Коммунистическое государство благосостояния базируется на парадигме, принципиально отличной от той, которая положена в основу западной модели: оно характеризуется как авторитарно-патерналистское. Отличающееся широким охватом населения и высокой степенью дифференциации доступа к благам, оно одновременно несет на себе признаки двух известных моделей государства благосостояния, описанных Г. Эспинг-Андерсеном: статусно-консервативной и универсалистско-распределительной (Esping-Andersen, 1990).
Социальная политика формулировалась и реализовывалась авторитарным государством без участия общества и обслуживала этатистские интересы. В частности, семейная политика была направлена на повышение рождаемости и мобилизацию труда. Одна из точных характеристик семейной политики советского периода определяет ее как «гибрид» традиционного социального страхования, политики стимулирования рождаемости, рыночных стимулов и остаточных элементов программ помощи бедным старого типа (Inglot, 2008, c. 188). Уже на первоначальных этапах развития государства благосостояния в него были встроены механизмы, создававшие условия для расширения занятости женщин: продолжительные отпуска по беременности и родам, субсидируемые детские дошкольные учреждения, а также семейные пособия, особенно щедрые в Венгрии и Чехословакии. Наличие такого рода политики позволило некоторым аналитикам характеризовать коммунистические режимы благосостояния как дружественные по отношению к женщинам. Однако произошедший переход к модели семьи с двумя работающими в совокупности с крайне неравноправным разделением труда в домашнем хозяйстве приводил к «двойной занятости» женщин, трудившихся на производстве и дома (Pascal & Lewis, 2004).
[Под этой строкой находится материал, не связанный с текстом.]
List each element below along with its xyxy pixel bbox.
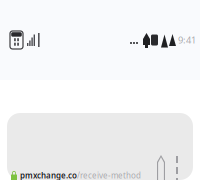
staticText: /receive-method: [77, 170, 141, 180]
button[interactable]: More options: [176, 156, 178, 179]
button[interactable]: Share page: [157, 155, 165, 180]
staticText: 9:41: [178, 34, 196, 46]
staticText: pmxchange.co: [20, 170, 77, 180]
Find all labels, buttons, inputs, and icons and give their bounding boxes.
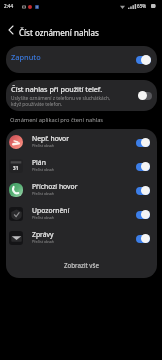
button[interactable]: Zapnuto bbox=[136, 138, 150, 147]
staticText: Oznámení aplikací pro čtení nahlas bbox=[10, 116, 104, 124]
staticText: když používáte telefon. bbox=[11, 101, 63, 107]
staticText: Příchozí hovor bbox=[32, 182, 78, 191]
button[interactable]: Zapnuto bbox=[136, 186, 150, 195]
button[interactable]: Zapnuto bbox=[136, 234, 150, 243]
button[interactable]: Zapnuto bbox=[136, 55, 151, 65]
button[interactable]: Zpět bbox=[3, 22, 19, 38]
button[interactable]: Zobrazit vše bbox=[6, 250, 157, 278]
button[interactable]: Zapnuto bbox=[136, 210, 150, 219]
button[interactable]: Zapnuto bbox=[136, 162, 150, 171]
button[interactable]: 31 bbox=[6, 154, 157, 178]
staticText: Zapnuto bbox=[11, 52, 41, 62]
button[interactable]: Nepř. hovor bbox=[6, 130, 157, 154]
staticText: Uslyšíte oznámení z telefonu ve sluchátk… bbox=[11, 95, 111, 101]
staticText: Přečíst obsah bbox=[32, 191, 54, 196]
staticText: Nepř. hovor bbox=[32, 134, 70, 143]
button[interactable]: Zprávy bbox=[6, 226, 157, 250]
button[interactable]: Příchozí hovor bbox=[6, 178, 157, 202]
staticText: Zobrazit vše bbox=[64, 261, 99, 269]
staticText: Přečíst obsah bbox=[32, 239, 54, 244]
staticText: Zprávy bbox=[32, 230, 54, 239]
button[interactable]: Číst nahlas při použití telef. bbox=[6, 80, 157, 111]
staticText: 65% bbox=[137, 3, 147, 9]
staticText: Plán bbox=[32, 158, 46, 167]
button[interactable]: Vypnuto bbox=[138, 91, 152, 100]
button[interactable]: Zapnuto bbox=[6, 46, 157, 73]
button[interactable]: Upozornění bbox=[6, 202, 157, 226]
staticText: Přečíst obsah bbox=[32, 215, 54, 220]
staticText: Přečíst obsah bbox=[32, 143, 54, 148]
staticText: Upozornění bbox=[32, 206, 70, 215]
staticText: 31 bbox=[13, 165, 19, 171]
staticText: 2:44 bbox=[4, 3, 14, 9]
staticText: Číst nahlas při použití telef. bbox=[11, 84, 103, 94]
staticText: Číst oznámení nahlas bbox=[19, 27, 99, 38]
staticText: Přečíst obsah bbox=[32, 167, 54, 172]
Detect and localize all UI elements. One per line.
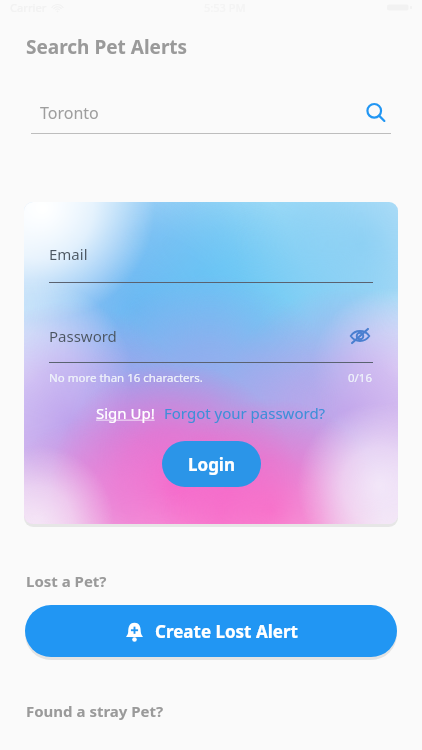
staticText: Create Lost Alert bbox=[155, 620, 298, 643]
staticText: No more than 16 characters. bbox=[49, 370, 203, 386]
staticText: 0/16 bbox=[348, 370, 373, 386]
staticText: Email bbox=[49, 244, 88, 264]
staticText: Sign Up! bbox=[96, 403, 155, 423]
staticText: Login bbox=[188, 453, 236, 476]
button[interactable]: Login bbox=[162, 441, 261, 487]
staticText: Toronto bbox=[40, 102, 99, 124]
button[interactable]: Show password bbox=[347, 323, 373, 349]
staticText: Lost a Pet? bbox=[26, 571, 107, 591]
staticText: Forgot your password? bbox=[164, 403, 326, 423]
button[interactable]: Sign Up! bbox=[96, 403, 155, 423]
button[interactable]: Create Lost Alert bbox=[25, 605, 397, 657]
button[interactable]: Search bbox=[361, 98, 391, 128]
staticText: Password bbox=[49, 326, 117, 346]
staticText: Search Pet Alerts bbox=[26, 34, 188, 60]
staticText: Found a stray Pet? bbox=[26, 701, 164, 721]
button[interactable]: Toronto bbox=[31, 98, 391, 134]
button[interactable]: Forgot your password? bbox=[164, 403, 326, 423]
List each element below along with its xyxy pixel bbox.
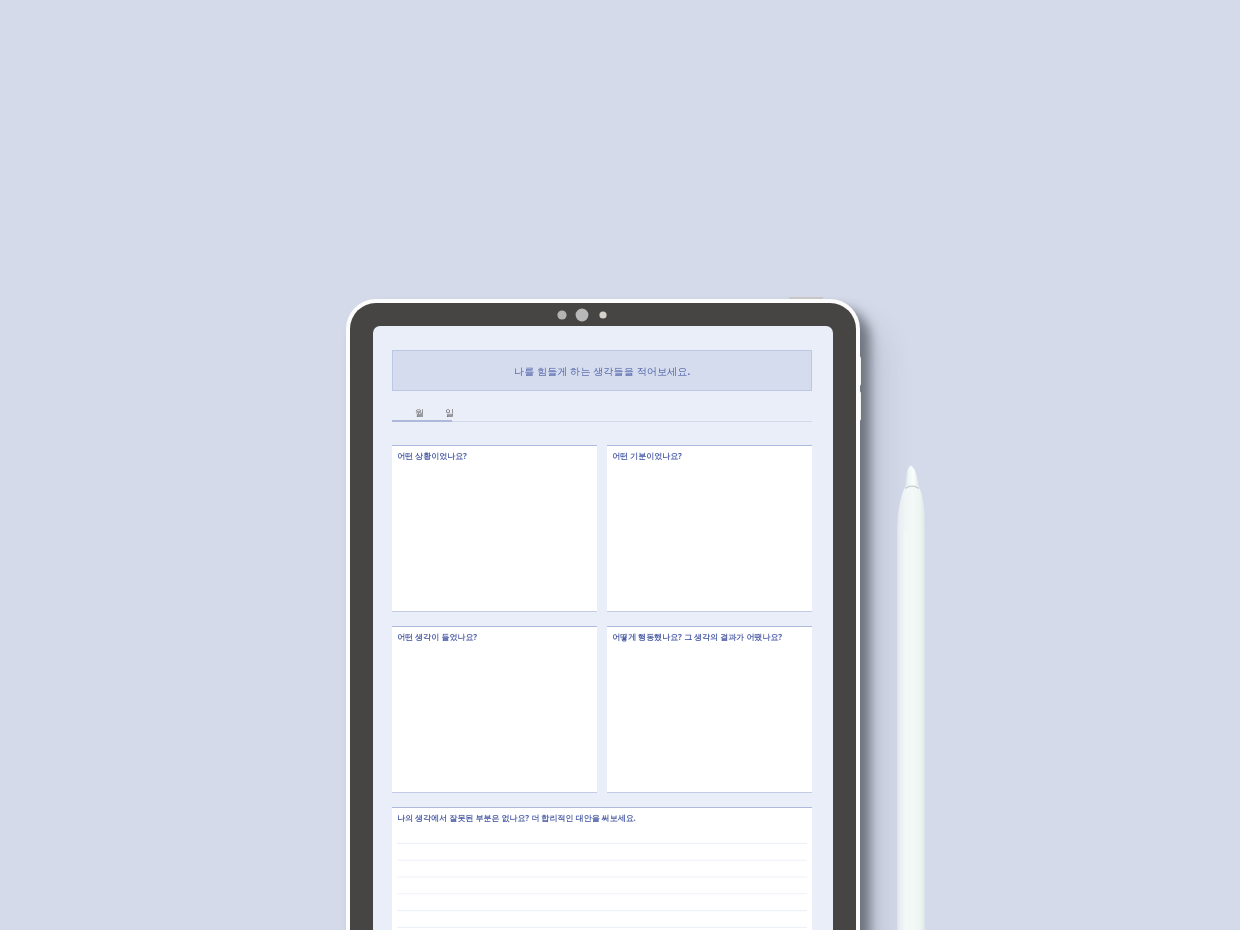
staticText: 월 (415, 407, 424, 418)
staticText: 어떤 상황이었나요? (397, 450, 467, 461)
staticText: 나를 힘들게 하는 생각들을 적어보세요. (514, 364, 691, 378)
button[interactable]: 나의 생각에서 잘못된 부분은 없나요? 더 합리적인 대안을 써보세요. (392, 807, 812, 930)
button[interactable]: 월 (392, 404, 446, 420)
staticText: 어떤 생각이 들었나요? (397, 631, 477, 642)
button[interactable]: 일 (436, 404, 463, 420)
other: Stylus pen (0, 0, 1240, 930)
staticText: 어떤 기분이었나요? (612, 450, 682, 461)
button[interactable]: 어떤 생각이 들었나요? (392, 626, 597, 793)
staticText: 나의 생각에서 잘못된 부분은 없나요? 더 합리적인 대안을 써보세요. (397, 812, 636, 823)
staticText: 일 (445, 407, 454, 418)
button[interactable]: 어떤 기분이었나요? (607, 445, 812, 612)
button[interactable]: Volume down (852, 391, 861, 421)
staticText: 어떻게 행동했나요? 그 생각의 결과가 어땠나요? (612, 631, 783, 642)
button[interactable]: 어떤 상황이었나요? (392, 445, 597, 612)
button[interactable]: 어떻게 행동했나요? 그 생각의 결과가 어땠나요? (607, 626, 812, 793)
button[interactable]: Volume up (852, 356, 861, 386)
button[interactable]: 나를 힘들게 하는 생각들을 적어보세요. (393, 351, 811, 390)
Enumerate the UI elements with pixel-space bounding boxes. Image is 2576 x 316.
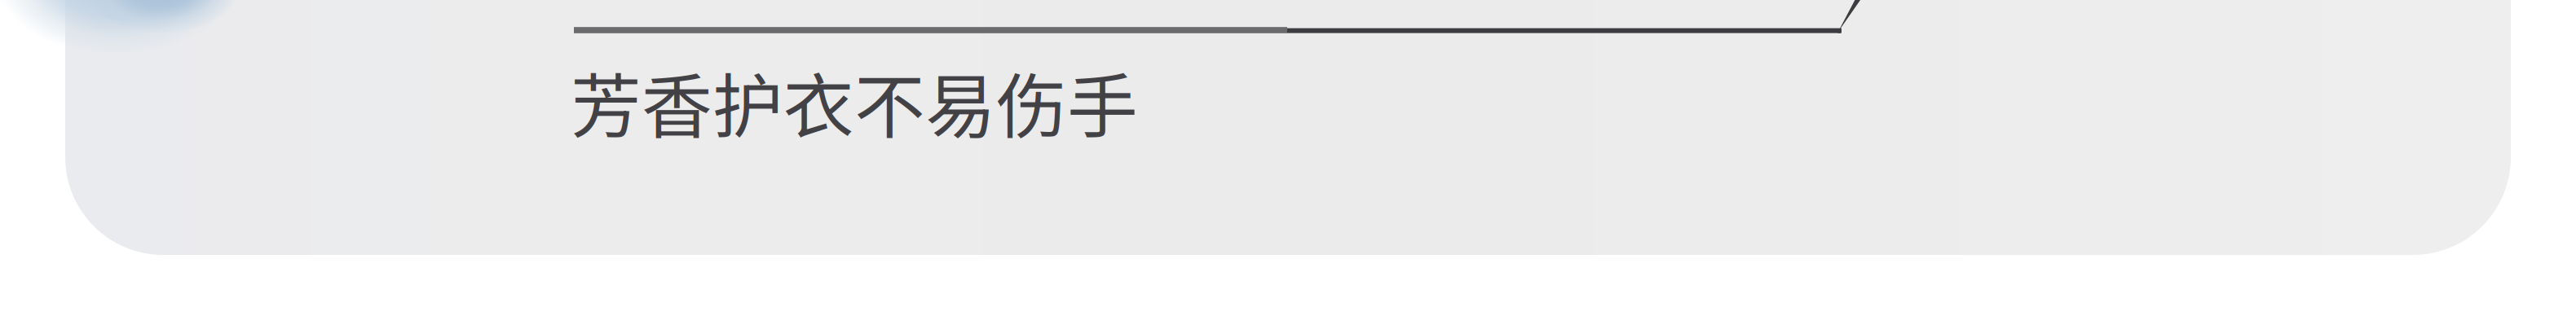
staticText: 芳香护衣不易伤手: [571, 50, 1138, 153]
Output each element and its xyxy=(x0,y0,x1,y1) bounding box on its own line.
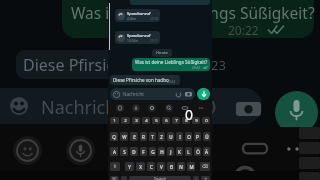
staticText: U xyxy=(169,134,173,140)
staticText: Heute xyxy=(156,50,168,56)
staticText: 20:22 xyxy=(228,22,259,38)
button[interactable]: 4 xyxy=(142,117,150,124)
staticText: . xyxy=(196,177,197,180)
button[interactable]: M xyxy=(187,162,195,171)
button[interactable]: 1 xyxy=(110,117,119,124)
staticText: B xyxy=(170,164,173,170)
button[interactable]: A xyxy=(110,147,118,156)
button[interactable]: Clipboard xyxy=(115,103,124,112)
staticText: 7 xyxy=(175,118,178,124)
staticText: ⇧ xyxy=(113,164,117,169)
other: Attach xyxy=(175,91,182,98)
button[interactable]: 2 xyxy=(121,117,130,124)
button[interactable]: Search xyxy=(164,103,173,112)
button[interactable]: Y xyxy=(125,162,134,171)
staticText: 8 xyxy=(185,118,188,124)
button[interactable]: Was ist deine Lieblings Süßigkeit? xyxy=(132,58,210,71)
button[interactable]: N xyxy=(177,162,185,171)
other: Camera xyxy=(185,91,192,97)
staticText: Y xyxy=(128,164,131,170)
button[interactable]: W xyxy=(120,132,128,141)
staticText: K xyxy=(178,149,181,155)
button[interactable]: P xyxy=(194,132,201,141)
staticText: 5 xyxy=(155,118,158,124)
staticText: H xyxy=(160,149,164,155)
button[interactable]: Ä xyxy=(203,147,210,156)
staticText: I xyxy=(179,134,181,140)
staticText: 23 xyxy=(211,56,226,74)
button[interactable]: 3 xyxy=(132,117,140,124)
button[interactable]: ⌫ xyxy=(200,162,210,171)
button[interactable]: More xyxy=(196,103,205,112)
staticText: G xyxy=(151,149,155,155)
button[interactable]: C xyxy=(147,162,155,171)
staticText: Nachricht xyxy=(41,95,123,120)
button[interactable]: , xyxy=(121,176,127,180)
button[interactable]: 7 xyxy=(172,117,180,124)
button[interactable]: !#1 xyxy=(110,176,119,180)
staticText: 20:22 xyxy=(192,66,201,70)
staticText: Ö xyxy=(196,149,200,155)
button[interactable]: R xyxy=(140,132,147,141)
staticText: S xyxy=(123,149,126,155)
button[interactable]: Sprachanruf xyxy=(115,9,160,22)
button[interactable]: Voice input xyxy=(131,103,140,112)
button[interactable]: 5 xyxy=(152,117,160,124)
button[interactable]: D xyxy=(130,147,138,156)
staticText: Sprachanruf xyxy=(127,33,151,38)
staticText: 20:11 xyxy=(150,39,158,43)
staticText: M xyxy=(189,164,194,170)
button[interactable]: Send voice message xyxy=(197,88,210,100)
button[interactable]: Sprachanruf xyxy=(115,31,160,44)
staticText: A xyxy=(113,149,116,155)
button[interactable]: O xyxy=(185,132,192,141)
button[interactable]: 8 xyxy=(182,117,190,124)
button[interactable]: Diese Pfirsiche von hadbo xyxy=(110,75,180,85)
staticText: 0 xyxy=(205,118,208,124)
button[interactable]: I xyxy=(176,132,183,141)
button[interactable]: 9 xyxy=(192,117,200,124)
staticText: Z xyxy=(160,134,163,140)
staticText: F xyxy=(142,149,145,155)
staticText: Diese Pfirsiche von hadbo xyxy=(113,77,169,83)
button[interactable]: Q xyxy=(110,132,118,141)
staticText: E xyxy=(133,134,136,140)
button[interactable]: 0 xyxy=(202,117,210,124)
button[interactable]: E xyxy=(130,132,138,141)
staticText: 4 xyxy=(145,118,148,124)
button[interactable]: GIF xyxy=(180,103,189,112)
staticText: 6 xyxy=(165,118,168,124)
staticText: 2 xyxy=(124,118,127,124)
button[interactable]: ⇧ xyxy=(110,162,120,171)
button[interactable]: Z xyxy=(158,132,165,141)
staticText: !#1 xyxy=(112,177,117,180)
staticText: ⌫ xyxy=(202,164,208,169)
button[interactable]: B xyxy=(167,162,175,171)
staticText: W xyxy=(122,134,127,140)
button[interactable]: J xyxy=(167,147,174,156)
button[interactable]: Deutsch xyxy=(129,176,191,180)
staticText: 3 xyxy=(135,118,138,124)
button[interactable]: H xyxy=(158,147,165,156)
button[interactable]: V xyxy=(157,162,165,171)
button[interactable]: X xyxy=(136,162,145,171)
button[interactable]: Emoji xyxy=(110,88,195,100)
button[interactable]: L xyxy=(185,147,192,156)
button[interactable]: Ü xyxy=(203,132,210,141)
staticText: R xyxy=(142,134,145,140)
button[interactable]: Ö xyxy=(194,147,201,156)
staticText: D xyxy=(132,149,136,155)
button[interactable]: U xyxy=(167,132,174,141)
button[interactable]: ↵ xyxy=(201,176,210,180)
button[interactable]: 6 xyxy=(162,117,170,124)
button[interactable]: . xyxy=(193,176,199,180)
button[interactable]: Settings xyxy=(147,103,156,112)
button[interactable]: S xyxy=(120,147,128,156)
button[interactable]: T xyxy=(149,132,156,141)
button[interactable]: G xyxy=(149,147,156,156)
button[interactable]: K xyxy=(176,147,183,156)
button[interactable]: F xyxy=(140,147,147,156)
staticText: 4:46m xyxy=(127,17,137,21)
other: Emoji xyxy=(113,91,120,98)
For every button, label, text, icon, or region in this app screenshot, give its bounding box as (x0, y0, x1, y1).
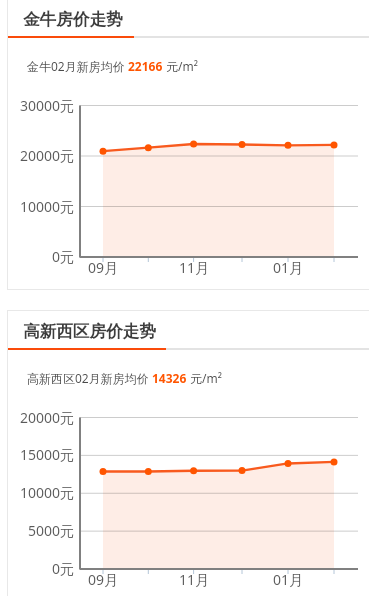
staticText: 10000元 (8, 197, 74, 216)
staticText: 元/m² (187, 370, 223, 386)
staticText: 09月 (83, 570, 123, 589)
staticText: 15000元 (8, 445, 74, 464)
staticText: 0元 (8, 247, 74, 266)
staticText: 金牛02月新房均价 (27, 58, 128, 74)
staticText: 金牛房价走势 (23, 9, 123, 30)
staticText: 高新西区02月新房均价 (27, 370, 152, 386)
staticText: 14326 (152, 370, 187, 386)
staticText: 30000元 (8, 96, 74, 115)
staticText: 20000元 (8, 146, 74, 165)
staticText: 5000元 (8, 521, 74, 540)
button[interactable]: 金牛房价走势 (0, 0, 369, 290)
staticText: 01月 (268, 258, 308, 277)
staticText: 11月 (174, 258, 214, 277)
staticText: 22166 (128, 58, 163, 74)
staticText: 0元 (8, 559, 74, 578)
button[interactable]: 高新西区房价走势 (0, 310, 369, 596)
staticText: 元/m² (163, 58, 199, 74)
staticText: 09月 (83, 258, 123, 277)
staticText: 01月 (268, 570, 308, 589)
staticText: 20000元 (8, 408, 74, 427)
staticText: 高新西区房价走势 (23, 321, 156, 342)
other: 金牛房价走势 折线图 (0, 0, 369, 290)
staticText: 11月 (174, 570, 214, 589)
other: 高新西区房价走势 折线图 (0, 310, 369, 596)
staticText: 10000元 (8, 483, 74, 502)
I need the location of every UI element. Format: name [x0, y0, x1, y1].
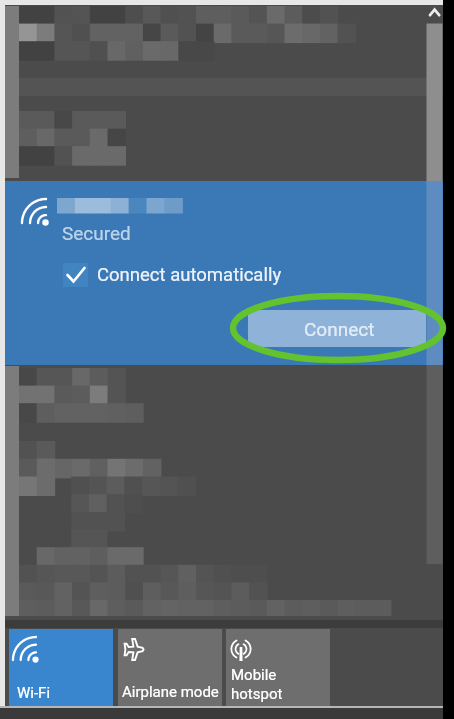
staticText: Connect	[304, 318, 375, 340]
staticText: Connect automatically	[97, 264, 282, 286]
staticText: Wi-Fi	[17, 684, 51, 702]
staticText: Airplane mode	[122, 683, 219, 701]
staticText: Mobile hotspot	[231, 666, 283, 703]
staticText: Secured	[62, 222, 131, 244]
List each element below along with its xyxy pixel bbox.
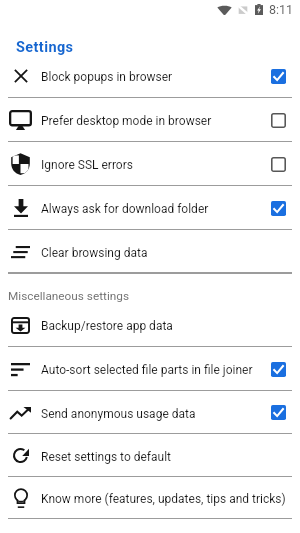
button[interactable] — [271, 69, 286, 84]
button[interactable]: Know more (features, updates, tips and t… — [0, 477, 300, 519]
staticText: Miscellaneous settings — [8, 289, 130, 303]
button[interactable] — [271, 201, 286, 216]
button[interactable]: Always ask for download folder — [0, 186, 300, 230]
button[interactable]: Ignore SSL errors — [0, 142, 300, 186]
staticText: Send anonymous usage data — [41, 407, 265, 421]
button[interactable] — [271, 362, 286, 377]
button[interactable]: Block popups in browser — [0, 54, 300, 98]
staticText: Always ask for download folder — [41, 202, 265, 216]
staticText: Settings — [16, 39, 74, 56]
button[interactable] — [271, 157, 286, 172]
staticText: Clear browsing data — [41, 246, 294, 260]
staticText: Auto-sort selected file parts in file jo… — [41, 363, 265, 377]
staticText: Prefer desktop mode in browser — [41, 114, 265, 128]
button[interactable]: Send anonymous usage data — [0, 391, 300, 434]
button[interactable] — [271, 113, 286, 128]
staticText: 8:11 — [269, 2, 294, 17]
button[interactable]: Prefer desktop mode in browser — [0, 98, 300, 142]
button[interactable]: Reset settings to default — [0, 434, 300, 477]
staticText: Backup/restore app data — [41, 319, 294, 333]
staticText: Reset settings to default — [41, 450, 294, 464]
button[interactable]: Auto-sort selected file parts in file jo… — [0, 347, 300, 391]
staticText: Block popups in browser — [41, 70, 265, 84]
button[interactable] — [271, 405, 286, 420]
staticText: Ignore SSL errors — [41, 158, 265, 172]
button[interactable]: Backup/restore app data — [0, 303, 300, 347]
staticText: Know more (features, updates, tips and t… — [41, 492, 294, 506]
button[interactable]: Clear browsing data — [0, 230, 300, 273]
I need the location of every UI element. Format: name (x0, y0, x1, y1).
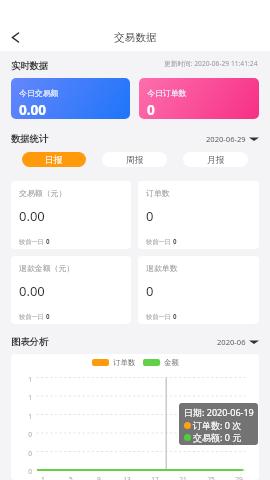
button[interactable]: 日报 (22, 152, 86, 167)
staticText: 周报 (126, 155, 144, 166)
staticText: 0 (147, 100, 155, 119)
staticText: 退款单数 (146, 263, 178, 273)
staticText: 交易额（元） (19, 188, 67, 198)
staticText: 5 (65, 475, 77, 480)
staticText: 图表分析 (11, 336, 49, 348)
button[interactable]: 退款单数 (138, 256, 259, 324)
staticText: 0 (46, 237, 50, 245)
button[interactable]: Back (7, 25, 27, 45)
staticText: 0 (27, 430, 32, 439)
staticText: 29 (233, 475, 245, 480)
staticText: 0 (27, 467, 32, 476)
staticText: 订单数 (113, 358, 136, 367)
button[interactable]: 2020-06-29 (206, 134, 259, 144)
staticText: 1 (27, 393, 32, 402)
staticText: 9 (93, 475, 105, 480)
staticText: 0 (27, 449, 32, 458)
button[interactable]: 今日交易额 (11, 78, 130, 119)
button[interactable]: 退款金额（元） (11, 256, 131, 324)
staticText: 交易数据 (114, 31, 157, 44)
staticText: 退款金额（元） (19, 263, 75, 273)
staticText: 17 (149, 475, 161, 480)
staticText: 订单数: 0 次 (193, 419, 242, 431)
staticText: 0 (46, 312, 50, 320)
staticText: 1 (27, 375, 32, 384)
staticText: 较前一日 (19, 237, 46, 245)
staticText: 0 (146, 282, 154, 300)
button[interactable]: 月报 (183, 152, 248, 167)
staticText: 1 (27, 412, 32, 421)
staticText: 0.00 (19, 207, 45, 225)
button[interactable]: 今日订单数 (139, 78, 259, 119)
staticText: 2020-06-29 (206, 134, 246, 144)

Качественные характеристики и объемы благ, которые получало население в различных странах «социалистического лагеря», различались: они находились на сравнительно низком уровне в СССР, на более высоком - в странах ЦВЕ, особенно в Венгрии и Чехословакии. Согласно наиболее достоверным из имеющихся оценок, объем благ и услуг, производившихся и распределявшихся государством благосостояния в странах ЦВЕ, составлял 15-20% ВВП (Kornai, 1992, р. 314). В целом масштабы социальных обязательств государства превышали ресурсные возможности, что дало основание для известного определения его как «преждевременного государства благосостояния», авторство которого принадлежит Я. Кор-наи (Kornai, 1992; Kornai, 1996). Согласно результатам масштабного сравнительного исследования, проведенного С. Хаггардом и Р. Кауфманом, по сравнению со странами Латинской Америки и Восточной Азии производство и предоставление социальных благ населению в странах ЦВЕ было более значительным (Haggard & Kaufman, 2008). Однако реальные объемы затрат на эти блага со временем сокращались, бюрократический характер централизованного планирования лишал управление социальной сферой необходимой гибкости и предопределял неэффективность использования ресурсов; социальный сектор страдал от недофинансирования, технологической отсталости и был источником недовольства и объектом критики из-за хронических дефицитов.
После коллапса социально-экономической системы, частью которой являлось коммунистическое государство благосостояния, осталось его «наследие»: институты, программы, финансовые обязательства, социальная инфраструктура, производители услуг и бенефициары, привычные модели жизни людей и их ожидания, а также отсутствие альтернативных рынков частного социального страхования и услуг.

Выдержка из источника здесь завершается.